Il s'agissait d'un immortel qui avait vu de nombreux paysages enneigés, qui avait vécu de grands froids. Aldo Azur compositeur et troubadour faisait voler quelques mots dans le vent et l'air, afin d'apaiser les tensions et de rappeler tout le monde au calme. Mani le Double écouta patiemment sans comprendre trop la raison de ces vers, ni même complètement le sens.
Balthazar était tellement épuisé à cause de cette neige, qu'il ne chercha pas à interrompre le troubadour.

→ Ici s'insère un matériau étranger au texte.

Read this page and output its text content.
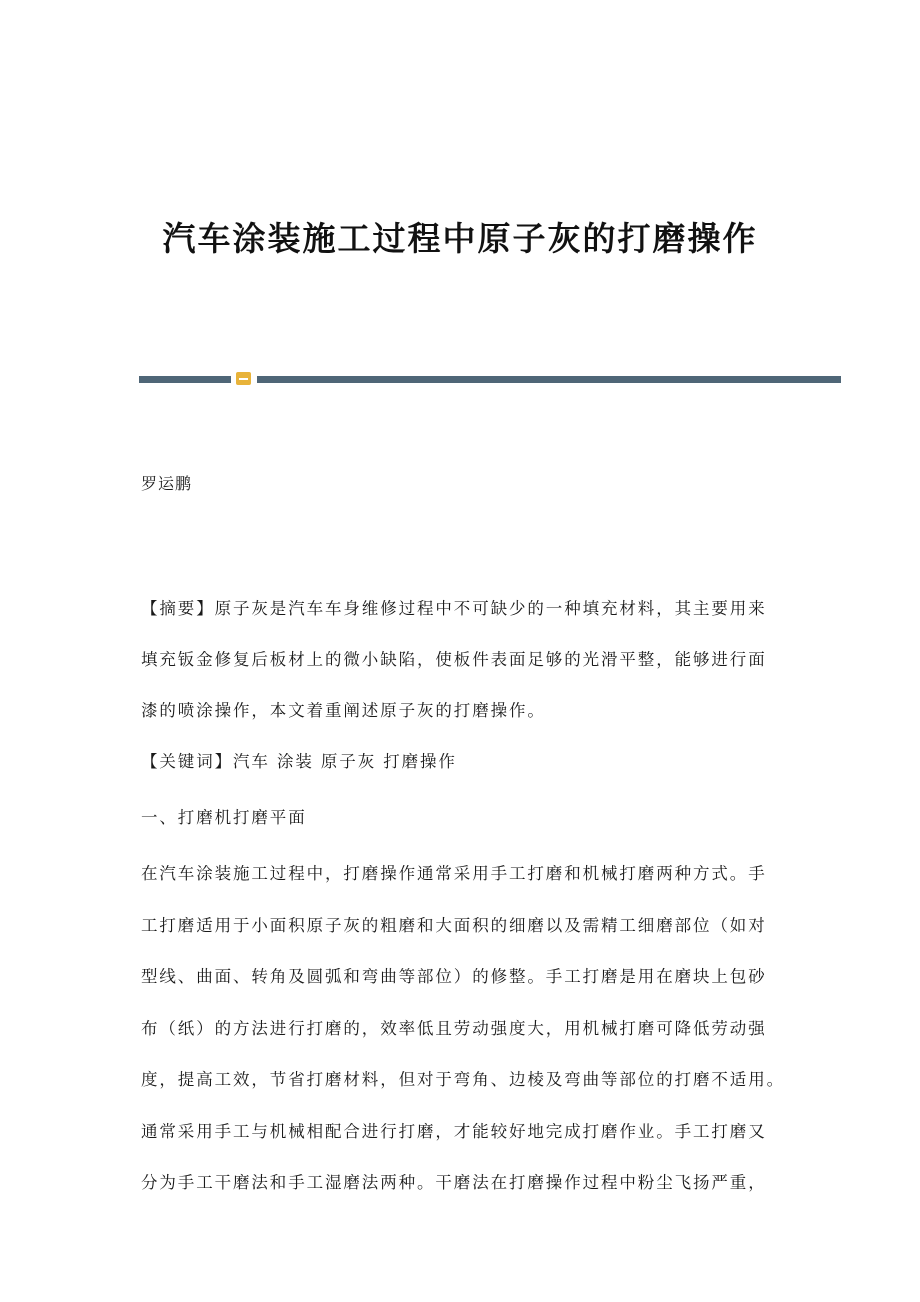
汽车涂装施工过程中原子灰的打磨操作
罗运鹏
【摘要】原子灰是汽车车身维修过程中不可缺少的一种填充材料，其主要用来
填充钣金修复后板材上的微小缺陷，使板件表面足够的光滑平整，能够进行面
漆的喷涂操作，本文着重阐述原子灰的打磨操作。
【关键词】汽车 涂装 原子灰 打磨操作
一、打磨机打磨平面
在汽车涂装施工过程中，打磨操作通常采用手工打磨和机械打磨两种方式。手
工打磨适用于小面积原子灰的粗磨和大面积的细磨以及需精工细磨部位（如对
型线、曲面、转角及圆弧和弯曲等部位）的修整。手工打磨是用在磨块上包砂
布（纸）的方法进行打磨的，效率低且劳动强度大，用机械打磨可降低劳动强
度，提高工效，节省打磨材料，但对于弯角、边棱及弯曲等部位的打磨不适用。
通常采用手工与机械相配合进行打磨，才能较好地完成打磨作业。手工打磨又
分为手工干磨法和手工湿磨法两种。干磨法在打磨操作过程中粉尘飞扬严重，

Shinddha était en train de bougonner dans son coin, tandis que Grunlek écouta avec intérêt.
« Qu'est-ce que c'est que ce foutoir ! » râla le paladin de la lumière, Théo de Silverberg.
L'inquisiteur arriva avec dans une de ses mains une étrange figurine.
« Qu'est-ce-que c'est que ça ? » souffla B.O.B, emmitouflé dans la tonne de couverture n'ayant que le nez de sorti.
La figurine dans la main du paladin ressemblait à un soldat habillé d'une veste rouge avec des décorations dorées. Il possédait un pantalon basique noir qui se confondait avec ses chaussures, une petite épée était à son flanc droit tandis qu'un chapeau haut couvrait sa tête. On pouvait distinguer que sa mâchoire était mobile et par conséquent que ce jouet, ou figurine pouvait servir de casse-noisette.
« Je ne sais pas. J'ai trouvé ça dans la neige tout à l'heure. J'ai entendu une drôle de voix. Un ricanement quand je l'ai trouvé. »
Immédiatement, les yeux d'Aldo, B.O.B et Mani s'écarquillèrent. Un nouveau rire venait de provenir de la figurine.
« LACHE-LA THEO ! » hurlèrent-ils en chœur.
Malheureusement, le mal était déjà fait. Une sorte d'aura lumineuse sorti de la figurine, elle se répandit sur l'ensemble du groupe. Théo subit, surpris, l'attaque sans comprendre ce qui lui arrivait.
Tous furent aveuglés par cette lumière étrange.
Les minutes passèrent, Théo ouvrit péniblement les yeux, la neige tombait à gros flocons, plus gros que sa main et plus étonnant encore, ce n'était pas les petites boules de neige qu'il avait l'habitude de voir. Mais bien des cristaux des neiges aux formes diverses et variées, magnifique spectacle qu'offrait la nature.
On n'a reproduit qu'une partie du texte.